Seasonal Depression Is a Thing; Here’s What Helps

Seasonal Depression Is a Thing Here's What Helps

Seasonal depression isn’t a myth or a convenient excuse; it’s a real condition that affects Americans every year. Are you feeling particularly under the weather in comparison to your usual self? You might be affected by this condition. Here’s a few tips to help you relieve your symptoms, whether it’s true SAD or just the “winter blues.”

Quick Read:
Having Seasonal Affective Disorder (SAD) isn’t uncommon, and winter months are the biggest culprit. You can overcome it with the right balance of professional help and certain therapies. Changing your lifestyle is also an essential component to tackling seasonal depression. Don’t let the bad months get you down; keep reading for tested and proven pick-me-tip tips to get rid of the blues!

Never Let Winter Get Your down Again.

Psychotherapy

If you’re feeling down, find your significant other or a good friend and tell them what’s bothering you. Simply getting worries off your chest is helpful. Learning how to manage stress is essential to combating any form of depression. Sticking to a schedule and facing your problems head-on are great ways to stay stress-free.

Feel like you need professional advice, too? A few therapy sessions can make a huge difference when combating seasonal affective disorder (SAD). Cognitive behavioral therapy yields excellent results with treating seasonal depression; it helps you identify and alter the negative thoughts and behaviors bringing you down.

Phototherapy

Not getting enough direct sunlight influences how susceptible you are to depression because it limits your body’s ability to produce Vitamin D. Sunlight is scarce during winter months, and that means lower Vitamin D levels increase your risk for SAD. Phototherapy – a treatment where you spend time in front of a special faux sunlight light that produces UVA and UVB rays, will bring more light into your life.

Phototherapy lights mimic natural sunlight. You’ll sit a couple feet away from the box within one hour of waking up – that’s it.

Some people prefer to use a light device that slowly brightens over time to mimic the sunrise. This is just as valid and useful, so use whichever suits you best. Both are a great way to help with SAD; just talk with your doctor first.

Vitamin D supplements are also helpful, especially if you have an official diagnosis. Just remember that nothing beats going outside for a 15-minute walk. Get some fresh air, exercise and sunshine to combat SAD without spending any money.

Medication

You may need prescription drugs if your seasonal depression is severe. Consulting your doctor is a must, here; you need to find the right medication.

Most doctors prescribe antidepressants for SAD. Understand that they take weeks to kick in; don’t get discouraged if you’re still under the weather during that time. You may need to take antidepressants before your regular onset of SAD.

Change Your Lifestyle

Tweak your day-to-day affairs to be more conducive to good mental health. Open your blinds and windows at some point during the day for some fresh air.

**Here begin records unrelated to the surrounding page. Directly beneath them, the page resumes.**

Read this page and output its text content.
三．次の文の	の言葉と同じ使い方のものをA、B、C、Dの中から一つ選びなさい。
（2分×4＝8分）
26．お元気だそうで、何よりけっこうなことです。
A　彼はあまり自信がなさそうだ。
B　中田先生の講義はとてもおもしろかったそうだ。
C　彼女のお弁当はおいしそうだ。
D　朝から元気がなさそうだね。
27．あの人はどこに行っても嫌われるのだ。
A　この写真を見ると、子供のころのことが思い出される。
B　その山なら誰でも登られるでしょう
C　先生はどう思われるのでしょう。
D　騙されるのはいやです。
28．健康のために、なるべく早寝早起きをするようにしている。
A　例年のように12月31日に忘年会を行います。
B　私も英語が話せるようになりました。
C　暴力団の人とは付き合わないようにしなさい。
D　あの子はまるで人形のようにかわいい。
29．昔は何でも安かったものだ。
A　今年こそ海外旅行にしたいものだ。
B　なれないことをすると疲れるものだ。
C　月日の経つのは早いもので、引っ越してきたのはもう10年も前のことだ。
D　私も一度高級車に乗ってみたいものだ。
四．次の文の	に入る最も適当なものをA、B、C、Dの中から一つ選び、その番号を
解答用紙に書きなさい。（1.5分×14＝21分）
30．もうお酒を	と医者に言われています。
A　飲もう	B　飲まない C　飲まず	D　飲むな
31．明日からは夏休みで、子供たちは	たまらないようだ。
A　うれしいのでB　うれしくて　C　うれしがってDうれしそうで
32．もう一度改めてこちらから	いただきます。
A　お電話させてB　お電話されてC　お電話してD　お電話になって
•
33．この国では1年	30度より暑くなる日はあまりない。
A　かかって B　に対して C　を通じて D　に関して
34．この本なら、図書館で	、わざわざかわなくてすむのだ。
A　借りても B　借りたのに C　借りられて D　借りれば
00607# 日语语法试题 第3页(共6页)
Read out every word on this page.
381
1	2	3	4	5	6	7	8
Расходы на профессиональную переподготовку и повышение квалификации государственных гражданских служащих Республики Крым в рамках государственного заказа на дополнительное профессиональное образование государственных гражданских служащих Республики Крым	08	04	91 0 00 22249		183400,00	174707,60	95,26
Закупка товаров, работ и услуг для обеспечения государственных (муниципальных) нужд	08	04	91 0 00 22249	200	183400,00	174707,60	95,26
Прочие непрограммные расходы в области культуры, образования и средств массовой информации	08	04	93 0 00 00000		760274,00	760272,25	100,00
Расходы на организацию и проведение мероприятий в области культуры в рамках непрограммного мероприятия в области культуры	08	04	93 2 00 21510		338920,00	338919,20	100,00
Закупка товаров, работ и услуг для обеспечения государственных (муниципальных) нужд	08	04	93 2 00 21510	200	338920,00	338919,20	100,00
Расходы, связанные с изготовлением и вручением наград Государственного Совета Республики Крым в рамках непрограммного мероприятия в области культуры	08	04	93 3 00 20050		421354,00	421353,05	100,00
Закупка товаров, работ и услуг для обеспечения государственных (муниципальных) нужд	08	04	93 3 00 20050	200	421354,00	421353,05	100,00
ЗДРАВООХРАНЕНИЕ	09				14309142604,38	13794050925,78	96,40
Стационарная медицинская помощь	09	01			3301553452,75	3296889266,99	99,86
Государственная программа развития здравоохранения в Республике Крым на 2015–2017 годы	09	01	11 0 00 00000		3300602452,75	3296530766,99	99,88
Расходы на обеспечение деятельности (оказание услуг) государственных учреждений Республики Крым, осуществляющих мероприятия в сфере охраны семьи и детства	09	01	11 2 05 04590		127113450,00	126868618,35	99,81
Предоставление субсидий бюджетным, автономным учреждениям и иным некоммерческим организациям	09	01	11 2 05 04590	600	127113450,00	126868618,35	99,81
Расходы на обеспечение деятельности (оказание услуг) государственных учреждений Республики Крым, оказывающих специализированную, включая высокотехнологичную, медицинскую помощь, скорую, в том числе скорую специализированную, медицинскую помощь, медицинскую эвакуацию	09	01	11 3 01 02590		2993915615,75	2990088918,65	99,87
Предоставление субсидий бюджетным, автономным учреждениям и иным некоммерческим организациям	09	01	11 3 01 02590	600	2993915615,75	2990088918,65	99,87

Try rearranging your regularly-used furniture closer to windows for more natural light. As mentioned above, exercise and going outside will improve your state of mind.

Eating the right food is essential to good physical and mental health; eating properly is frequently overlooked when trying to improve yourself. You can make healthy and tasty meals without spending a ton of cash.

Support

Social support is critical when you’re feeling down. Spending time with friends and family can help take your mind off whatever is hanging over your head. Getting out of the house, or bed, is difficult; it’s also crucial to recovering from what ails you.

SAD is a difficult hurdle to overcome. Good news: it’s not insurmountable. Try one (or even all) of these tips to be a healthier and happier you during the rough seasons.